Today I have decided to give in to two of the voices in my head (Regis and Tito, if you must know) and make an appointment with a Career Assessment Adviser to see if I have what it takes to become a serious writer.
I realize I am a little bit late in the game for this, since I have already had business cards printed up that say Terrence Paquet, Serious Writer, but better now than never.
Fearing our meeting might turn ugly if she tells me I am not cut out to be a writer who is serious, I place a chewed-up pencil with a worn down eraser behind my ear to subliminally tell her that I am a nervous writer who erases a lot of mistakes - in other words, serious. For the record, I have also stuffed my pants with a rolled up gym sock (not mine) and a 5-inch replica of the Eiffel Tower, which says that I am both athletic and cosmopolitan.
Our time is filled with plenty of emotional discussion about my strong moral values, my deep belief in Christianity and my talent for kleptomania.

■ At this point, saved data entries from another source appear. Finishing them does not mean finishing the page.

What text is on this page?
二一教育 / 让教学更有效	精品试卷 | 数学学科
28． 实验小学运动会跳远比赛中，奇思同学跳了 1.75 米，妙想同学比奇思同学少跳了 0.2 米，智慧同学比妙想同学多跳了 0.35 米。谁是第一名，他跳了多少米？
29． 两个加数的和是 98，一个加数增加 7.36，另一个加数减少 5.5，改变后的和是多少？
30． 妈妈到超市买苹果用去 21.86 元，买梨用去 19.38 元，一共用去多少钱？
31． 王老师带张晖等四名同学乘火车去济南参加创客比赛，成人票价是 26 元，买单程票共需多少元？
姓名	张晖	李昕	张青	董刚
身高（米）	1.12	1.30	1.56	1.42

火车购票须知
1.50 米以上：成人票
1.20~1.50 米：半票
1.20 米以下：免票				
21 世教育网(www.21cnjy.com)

50 minutes in to the assessment, I realize I have been spilling my guts out to Shirley, the receptionist from the office next door. I suppose the fact that she was constantly answering the phone during our "session" should have been a tip-off, but you know what they say about hindsight.
By the time I step into the real adviser's office, I no longer feel like talking, so I stare out the window avoiding her questions but doing my best to look "writer-ish", meaning scrunching my forehead as if I was in deep thought and looking inebriated.
The jabbing pain from the Eiffel Tower in my groin area becomes too unbearable so I cut the meeting short. Surprisingly, she still charges me for a full-priced session. I take solace in the fact that I am paying for this with Shirley's credit card so all is not lost.
As I drive home in a Toyota Corolla (Shirley's, not mine) the pencil falls out of my ear and hits the miniature replica of the world famous monument nestled up against my warm genitals.
It makes a clinking noise on impact.
For me, the sound represents the voice of an angel telling me that no matter what Regis or Tito say, I am a writer. And the rash that has developed from the viscose sock is also the angel telling me to switch to cotton.